Got a call Wednesday morning from Dr A. He wanted to see us that afternoon. I told him we had an appointment on the 31st, but he said he had an opening, so off we went to see this specialist at UNM, but not in the hospital, he is off hospital grounds, in the Mind Science Center. It was easy for us, as we don't have to park underground and walk so far. Husband can only walk a little, then tires out.
Dr A gave him some more tests, cognitive tests. He did ok, but was so nervous, you could see him shaking. Failed miserably, but all in all, Dr was pleased about some of the abilities he still has.
I told Dr about the jerking, vibrating and choking. He just nodded. Dr A was impressed with his upper body strength. Said he wants to push this genetic testing. He wants to be 100% on the Familial Frontal Lobe Dementia. He said he is leaning toward Early Onset Alzheimers, but this type of dementing illness or any type of dementing illness has so many charateristics, he wants to be 100% certain. If we can't get it approved, he said the only choice I would have would be to request an autopsy. Then, he said, we would know for sure. I do want to know if Jack carries the gene, I do need to know if he will be afflicted with it. "One thing, Mrs Lucero", he said, "Whatever name you want to call this, he is terminal, his life expectancy is short, you and I both know that. We will do everything we can to make him comfortable". I just sat there nodding my head, nothing to say, it's all going to end the way we don't want it to end. He is dying.
Of course, husband thought they had made a mistake and gave him prescriptions for the "stiffness" in his legs. On the way home he said, "Dr says there's nothing wrong with me but it's my legs, they are just a little stiff". What? After I brought my car back under control, I just agreed with him. If that makes him happy, then so be it. Let him think that. He seems happier. All he talked about yesterday. All. Day. Long.
Last night I found him wandering in the garage. I asked him what he was doing in the garage at 10:00, he mumbled something I could not understand, seemed to come out of his trance, shuffled back to bed and slept.

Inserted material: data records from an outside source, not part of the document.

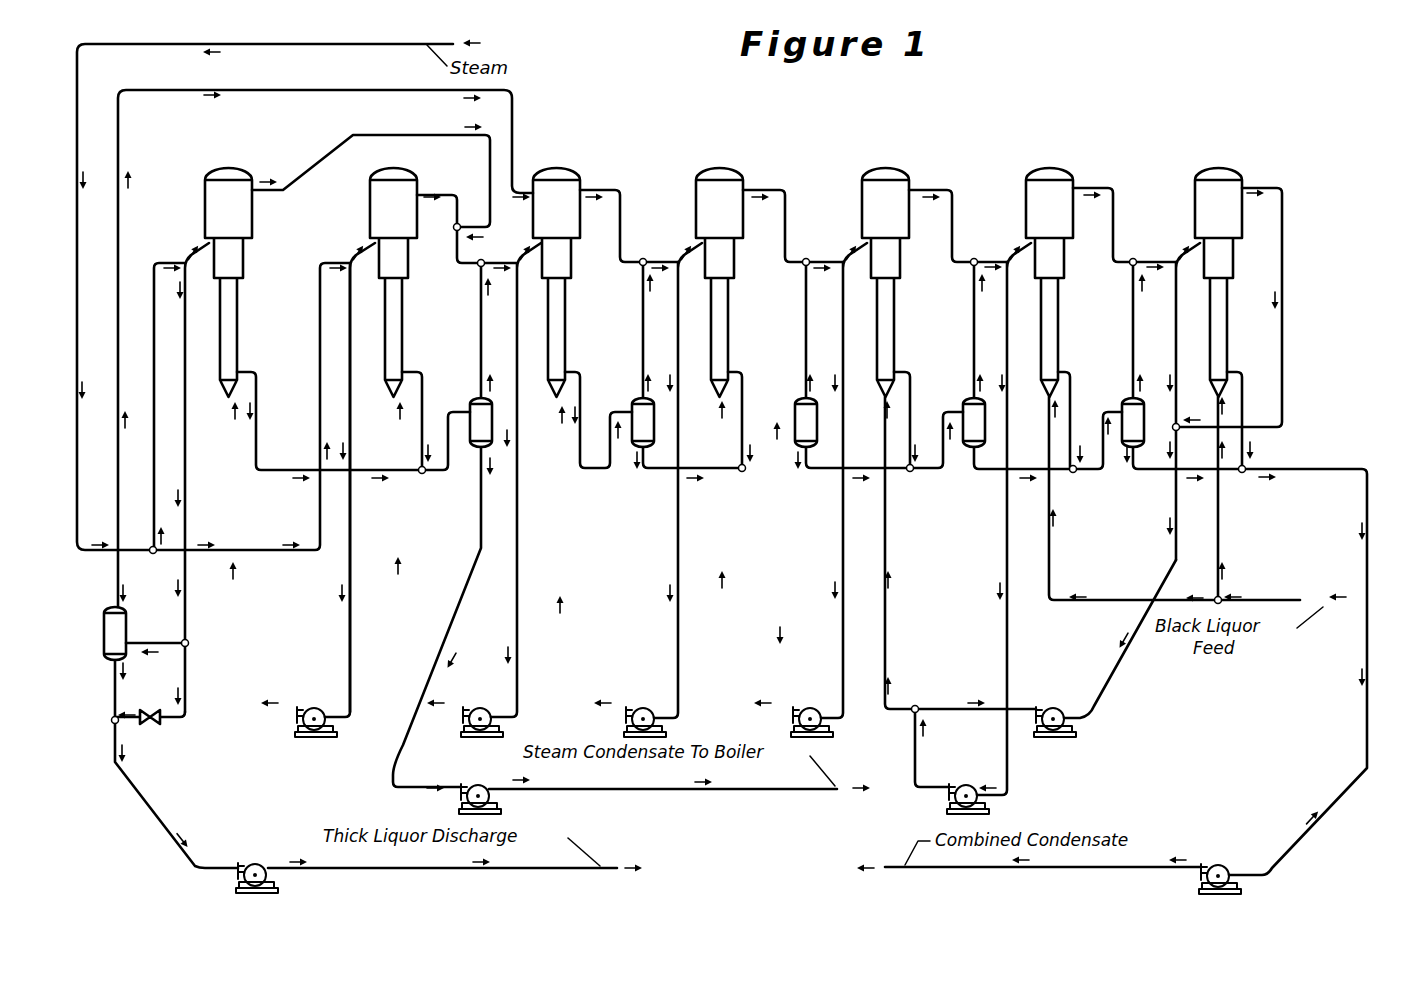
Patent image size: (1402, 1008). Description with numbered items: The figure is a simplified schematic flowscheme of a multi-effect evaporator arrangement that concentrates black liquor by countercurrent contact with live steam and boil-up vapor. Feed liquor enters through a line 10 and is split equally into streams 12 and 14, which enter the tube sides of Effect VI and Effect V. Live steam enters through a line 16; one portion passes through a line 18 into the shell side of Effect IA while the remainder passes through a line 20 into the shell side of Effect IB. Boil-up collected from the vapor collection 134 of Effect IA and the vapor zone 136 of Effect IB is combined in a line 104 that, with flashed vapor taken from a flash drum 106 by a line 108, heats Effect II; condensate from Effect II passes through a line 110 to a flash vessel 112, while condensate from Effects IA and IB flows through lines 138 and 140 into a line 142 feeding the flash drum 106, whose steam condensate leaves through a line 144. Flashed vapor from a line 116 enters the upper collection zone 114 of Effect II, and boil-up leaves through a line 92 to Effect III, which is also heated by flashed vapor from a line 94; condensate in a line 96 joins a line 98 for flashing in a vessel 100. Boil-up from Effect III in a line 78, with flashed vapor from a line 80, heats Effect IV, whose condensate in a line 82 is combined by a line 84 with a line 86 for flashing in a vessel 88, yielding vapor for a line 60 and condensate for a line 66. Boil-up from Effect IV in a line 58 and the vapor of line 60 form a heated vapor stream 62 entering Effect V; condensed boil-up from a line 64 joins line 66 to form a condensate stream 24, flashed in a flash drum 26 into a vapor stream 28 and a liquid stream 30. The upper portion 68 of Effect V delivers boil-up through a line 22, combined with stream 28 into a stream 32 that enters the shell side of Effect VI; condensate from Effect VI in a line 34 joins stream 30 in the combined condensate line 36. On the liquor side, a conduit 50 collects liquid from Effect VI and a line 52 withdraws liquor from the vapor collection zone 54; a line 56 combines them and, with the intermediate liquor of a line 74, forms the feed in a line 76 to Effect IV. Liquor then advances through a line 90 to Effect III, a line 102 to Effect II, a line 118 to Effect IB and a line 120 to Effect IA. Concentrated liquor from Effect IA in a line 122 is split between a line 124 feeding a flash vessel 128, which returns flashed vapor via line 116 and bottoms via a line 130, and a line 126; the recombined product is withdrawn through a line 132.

The line 10 is at (1260, 598).
The stream 12 is at (1218, 557).
The stream 14 is at (1052, 577).
The line 16 is at (323, 44).
The line 18 is at (154, 405).
The line 20 is at (345, 258).
The line 22 is at (1088, 185).
The condensate stream 24 is at (1102, 474).
The flash drum 26 is at (1124, 400).
The vapor stream 28 is at (1133, 333).
The liquid stream 30 is at (1157, 474).
The stream 32 is at (1162, 260).
The line 34 is at (1232, 377).
The line 36 is at (1052, 868).
The conduit 50 is at (1273, 185).
The line 52 is at (1176, 360).
The vapor collection zone 54 is at (1226, 167).
The line 56 is at (1173, 557).
The line 58 is at (938, 184).
The line 60 is at (972, 333).
The heated vapor stream 62 is at (995, 260).
The line 64 is at (1071, 373).
The line 66 is at (995, 474).
The upper portion of Effect V 68 is at (1051, 167).
The line 74 is at (1005, 580).
The line 76 is at (885, 637).
The line 78 is at (763, 186).
The line 80 is at (804, 333).
The line 82 is at (907, 372).
The line 84 is at (938, 474).
The line 86 is at (822, 474).
The vessel 88 is at (965, 400).
The line 90 is at (843, 573).
The line 92 is at (597, 186).
The line 94 is at (641, 333).
The line 96 is at (742, 372).
The line 98 is at (660, 474).
The vessel 100 is at (796, 398).
The line 102 is at (678, 573).
The line 104 is at (470, 267).
The vessel 106 is at (474, 399).
The line 108 is at (481, 323).
The line 110 is at (580, 372).
The flash vessel 112 is at (633, 398).
The upper collection zone 114 is at (553, 167).
The line 116 is at (124, 137).
The line 118 is at (512, 681).
The line 120 is at (347, 681).
The line 122 is at (203, 250).
The line 124 is at (150, 641).
The line 126 is at (150, 726).
The flash vessel 128 is at (125, 604).
The line 130 is at (118, 686).
The line 132 is at (166, 826).
The vapor collection 134 is at (230, 168).
The vapor zone 136 is at (395, 168).
The line 138 is at (256, 372).
The line 140 is at (410, 372).
The line 142 is at (432, 474).
The line 144 is at (477, 562).
The Effect IA is at (249, 267).
The Effect IB is at (384, 267).
The Effect II is at (556, 258).
The Effect III is at (696, 223).
The Effect IV is at (862, 224).
The Effect V is at (1027, 264).
The Effect VI is at (1194, 264).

How strange this disease is. Wednesday at the Dr's, he seemed ok, next night, he's caught wandering around in the garage, totally confused.
Sunday I am making Jack a birthday dinner. Pat, Christine, Tyler & Susie will be coming over. I hope it will be nice for Jack. He acts so uncomfortable around his Dad lately. I think husband can sense it too.
Have I ever said how crappy this is? Yes? Well, I'll say it again. This is crappy.